Open Features: The Airport Was Deserted
"What shall I do?'' asked the nurse. Arthur Grace, who lives in the Phillipnes, recalls a roll-reversal incident that occurred during his Royal Air Force service.
The airport was deserted. Our graveyard shift had dispatched the last plane and settled down for a few hours sleep leaving me to nurse a sore finger.
Somehow I’d got a splinter embedded down the side of a nail, and it hurt. I walked over to the sick bay where a lone nurse kept vigil.
It was dark inside except for a pool of light around her desk. She was small and as dark as the surrounding room. Introductions over, and need explained, I waited expectantly for her expert attention.
“What shall I do?” she asked.
Taken aback at this reversal of roles I proferred “Can you dig the splinter out?”
“What shall I use?”
By this time not only my finger throbbed.
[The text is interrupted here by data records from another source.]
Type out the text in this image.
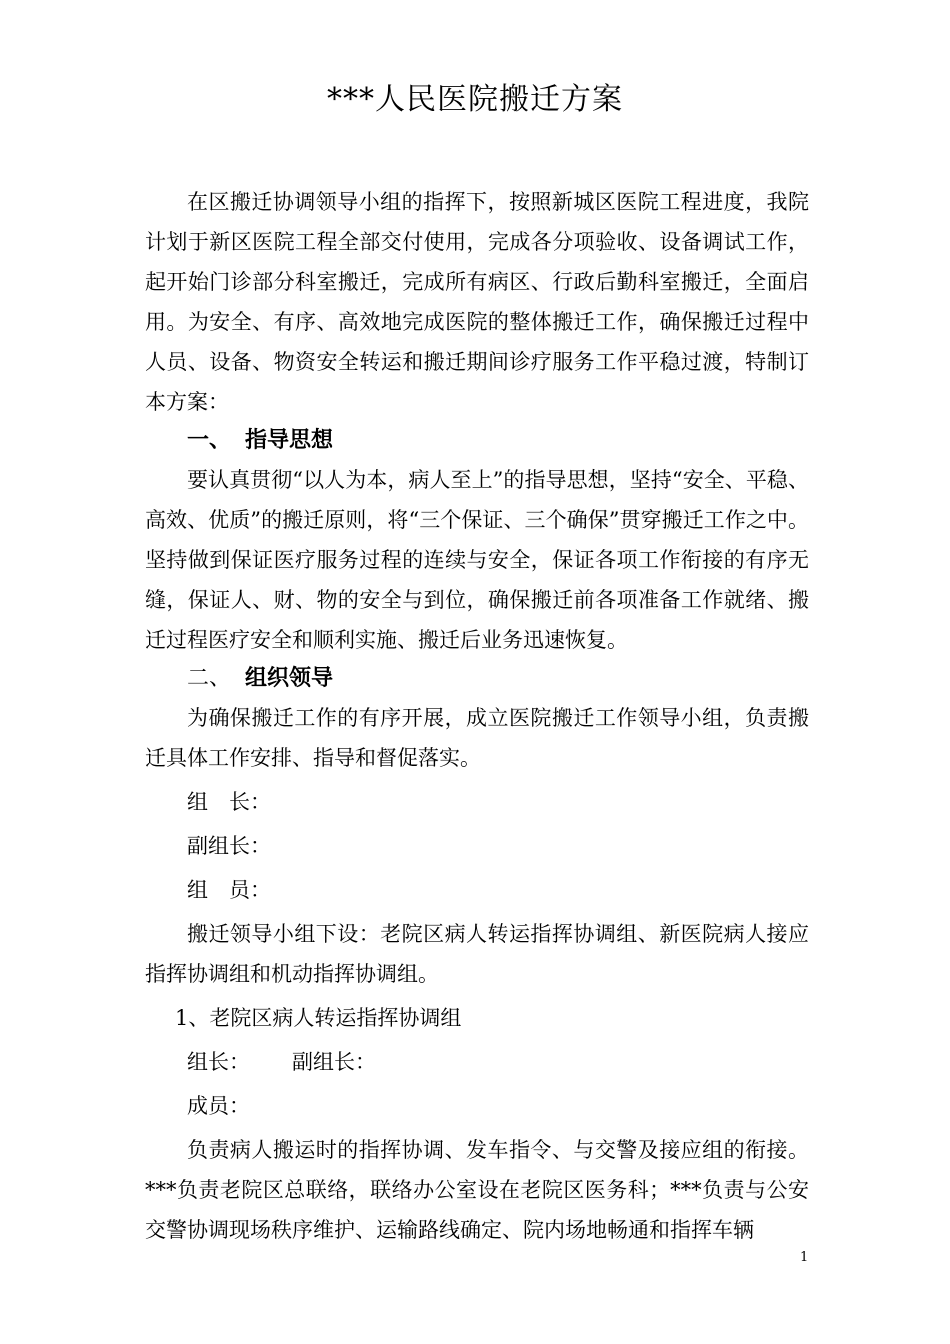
***人民医院搬迁方案

在区搬迁协调领导小组的指挥下，按照新城区医院工程进度，我院计划于新区医院工程全部交付使用，完成各分项验收、设备调试工作，起开始门诊部分科室搬迁，完成所有病区、行政后勤科室搬迁，全面启用。为安全、有序、高效地完成医院的整体搬迁工作，确保搬迁过程中人员、设备、物资安全转运和搬迁期间诊疗服务工作平稳过渡，特制订本方案：

一、 指导思想

要认真贯彻“以人为本，病人至上”的指导思想，坚持“安全、平稳、高效、优质”的搬迁原则，将“三个保证、三个确保”贯穿搬迁工作之中。坚持做到保证医疗服务过程的连续与安全，保证各项工作衔接的有序无缝，保证人、财、物的安全与到位，确保搬迁前各项准备工作就绪、搬迁过程医疗安全和顺利实施、搬迁后业务迅速恢复。

二、 组织领导

为确保搬迁工作的有序开展，成立医院搬迁工作领导小组，负责搬迁具体工作安排、指导和督促落实。

组　长：

副组长：

组　员：

搬迁领导小组下设：老院区病人转运指挥协调组、新医院病人接应指挥协调组和机动指挥协调组。

1、老院区病人转运指挥协调组

组长： 副组长：

成员：

负责病人搬运时的指挥协调、发车指令、与交警及接应组的衔接。***负责老院区总联络，联络办公室设在老院区医务科；***负责与公安交警协调现场秩序维护、运输路线确定、院内场地畅通和指挥车辆

1
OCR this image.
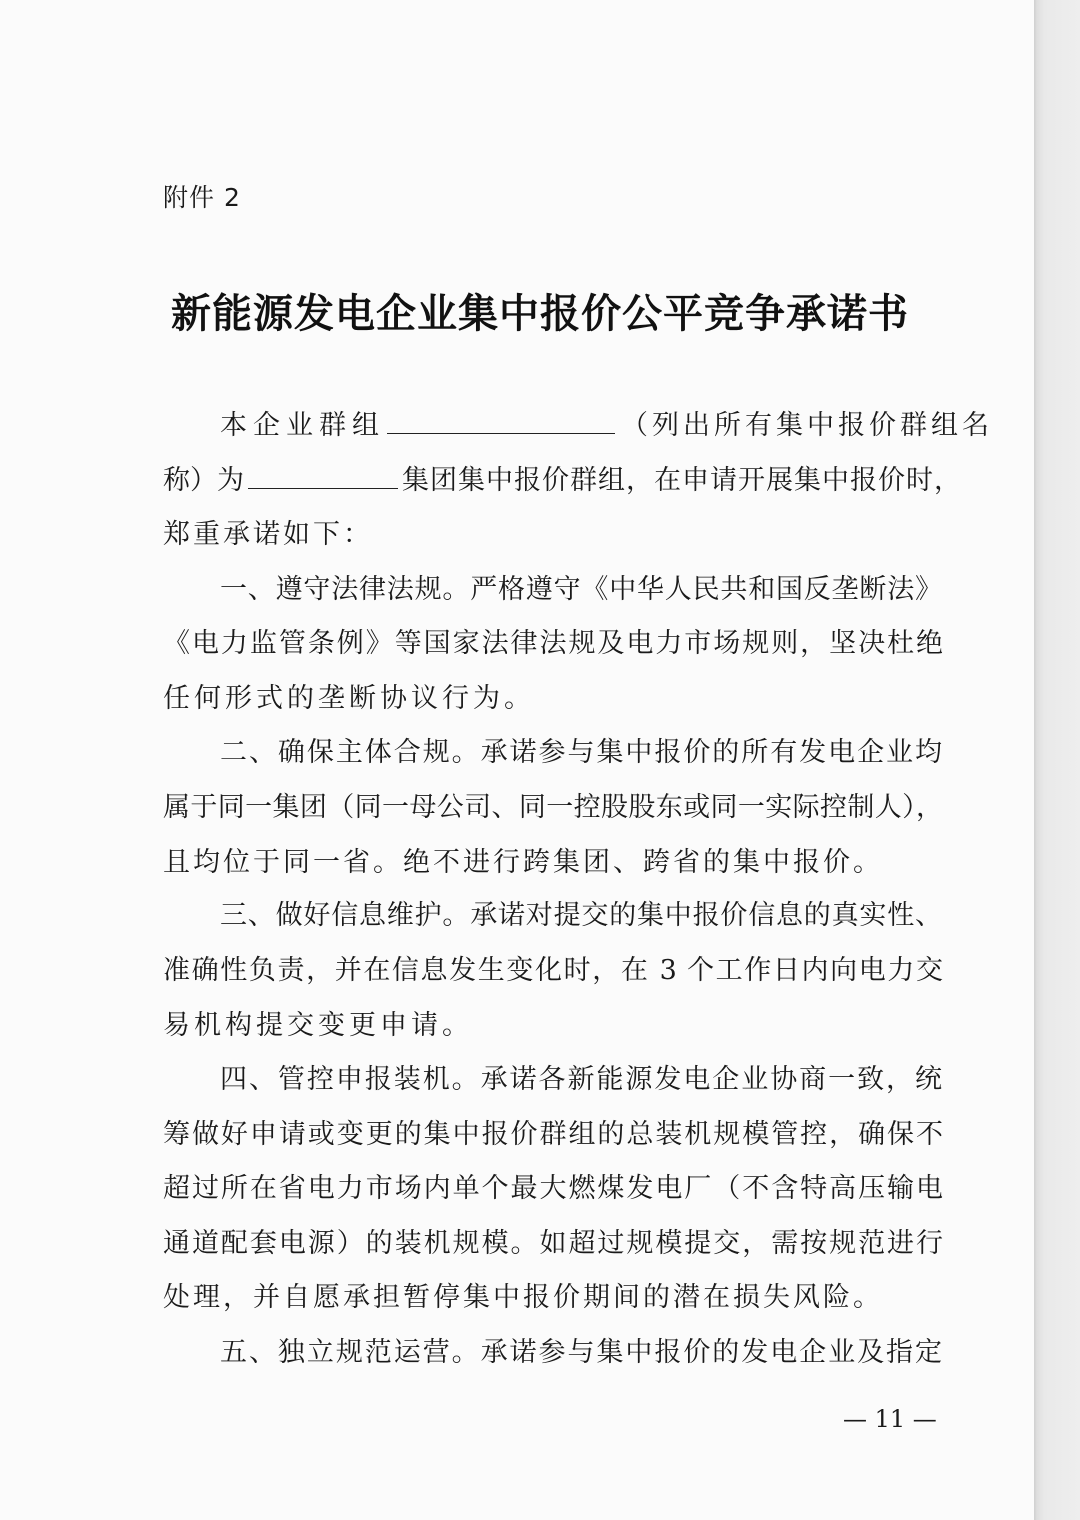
附件 2
新能源发电企业集中报价公平竞争承诺书
本企业群组	（列出所有集中报价群组名
称）为	集团集中报价群组，在申请开展集中报价时，
郑重承诺如下：
一、遵守法律法规。严格遵守《中华人民共和国反垄断法》
《电力监管条例》等国家法律法规及电力市场规则，坚决杜绝
任何形式的垄断协议行为。
二、确保主体合规。承诺参与集中报价的所有发电企业均
属于同一集团（同一母公司、同一控股股东或同一实际控制人），
且均位于同一省。绝不进行跨集团、跨省的集中报价。
三、做好信息维护。承诺对提交的集中报价信息的真实性、
准确性负责，并在信息发生变化时，在 3 个工作日内向电力交
易机构提交变更申请。
四、管控申报装机。承诺各新能源发电企业协商一致，统
筹做好申请或变更的集中报价群组的总装机规模管控，确保不
超过所在省电力市场内单个最大燃煤发电厂（不含特高压输电
通道配套电源）的装机规模。如超过规模提交，需按规范进行
处理，并自愿承担暂停集中报价期间的潜在损失风险。
五、独立规范运营。承诺参与集中报价的发电企业及指定
— 11 —
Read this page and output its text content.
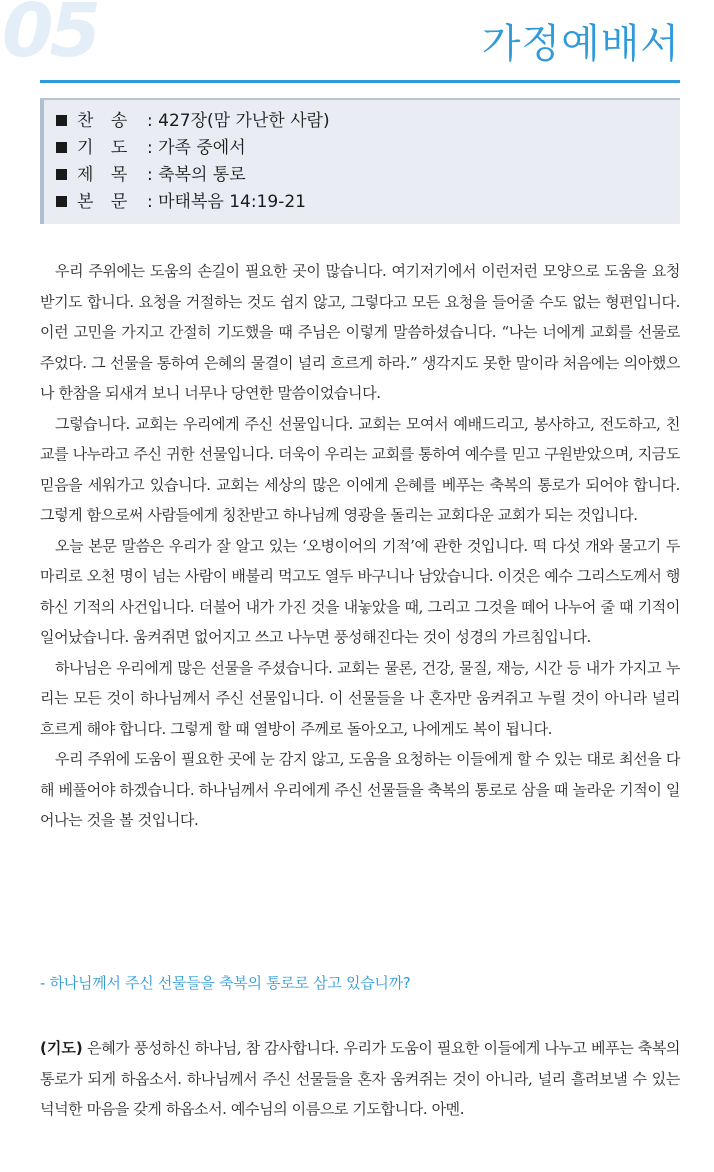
05	가정예배서
찬 송 : 427장(맘 가난한 사람)
기 도 : 가족 중에서
제 목 : 축복의 통로
본 문 : 마태복음 14:19-21

우리 주위에는 도움의 손길이 필요한 곳이 많습니다. 여기저기에서 이런저런 모양으로 도움을 요청받기도 합니다. 요청을 거절하는 것도 쉽지 않고, 그렇다고 모든 요청을 들어줄 수도 없는 형편입니다. 이런 고민을 가지고 간절히 기도했을 때 주님은 이렇게 말씀하셨습니다. “나는 너에게 교회를 선물로 주었다. 그 선물을 통하여 은혜의 물결이 널리 흐르게 하라.” 생각지도 못한 말이라 처음에는 의아했으나 한참을 되새겨 보니 너무나 당연한 말씀이었습니다.

그렇습니다. 교회는 우리에게 주신 선물입니다. 교회는 모여서 예배드리고, 봉사하고, 전도하고, 친교를 나누라고 주신 귀한 선물입니다. 더욱이 우리는 교회를 통하여 예수를 믿고 구원받았으며, 지금도 믿음을 세워가고 있습니다. 교회는 세상의 많은 이에게 은혜를 베푸는 축복의 통로가 되어야 합니다. 그렇게 함으로써 사람들에게 칭찬받고 하나님께 영광을 돌리는 교회다운 교회가 되는 것입니다.

오늘 본문 말씀은 우리가 잘 알고 있는 ‘오병이어의 기적’에 관한 것입니다. 떡 다섯 개와 물고기 두 마리로 오천 명이 넘는 사람이 배불리 먹고도 열두 바구니나 남았습니다. 이것은 예수 그리스도께서 행하신 기적의 사건입니다. 더불어 내가 가진 것을 내놓았을 때, 그리고 그것을 떼어 나누어 줄 때 기적이 일어났습니다. 움켜쥐면 없어지고 쓰고 나누면 풍성해진다는 것이 성경의 가르침입니다.

하나님은 우리에게 많은 선물을 주셨습니다. 교회는 물론, 건강, 물질, 재능, 시간 등 내가 가지고 누리는 모든 것이 하나님께서 주신 선물입니다. 이 선물들을 나 혼자만 움켜쥐고 누릴 것이 아니라 널리 흐르게 해야 합니다. 그렇게 할 때 열방이 주께로 돌아오고, 나에게도 복이 됩니다.

우리 주위에 도움이 필요한 곳에 눈 감지 않고, 도움을 요청하는 이들에게 할 수 있는 대로 최선을 다해 베풀어야 하겠습니다. 하나님께서 우리에게 주신 선물들을 축복의 통로로 삼을 때 놀라운 기적이 일어나는 것을 볼 것입니다.

- 하나님께서 주신 선물들을 축복의 통로로 삼고 있습니까?
(기도) 은혜가 풍성하신 하나님, 참 감사합니다. 우리가 도움이 필요한 이들에게 나누고 베푸는 축복의 통로가 되게 하옵소서. 하나님께서 주신 선물들을 혼자 움켜쥐는 것이 아니라, 널리 흘려보낼 수 있는 넉넉한 마음을 갖게 하옵소서. 예수님의 이름으로 기도합니다. 아멘.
My forehead was beginning to throb too.
“Have you got a needle?” I ventured.
She thought for a moment then, tentatively showing one from a hypodermic syringe, quavered “Will this do?”
I accepted that it might and prepared for action. It did not start immediately.
“Do you think I ought to put something on?” she essayed.
After a few moments I suggested “How about rubbing alcohol?” That got us moving.
She dug around for a while and seemed satisfied all the splinter was out, then I found the room beginning to spin a little and I called a halt. Just as well as the nurse had a feeling an anti-tetanus shot might be called for. I claimed I still felt dizzy and promised to report for one later.
Fiftee years later, and retired here in the Philippines, I still have to honour that promise. Happily, my sister-in-law, on a holiday visit a week after the incident, sterilized a needle over a candle flame and removed a sizable chunk of wood, so no harm done.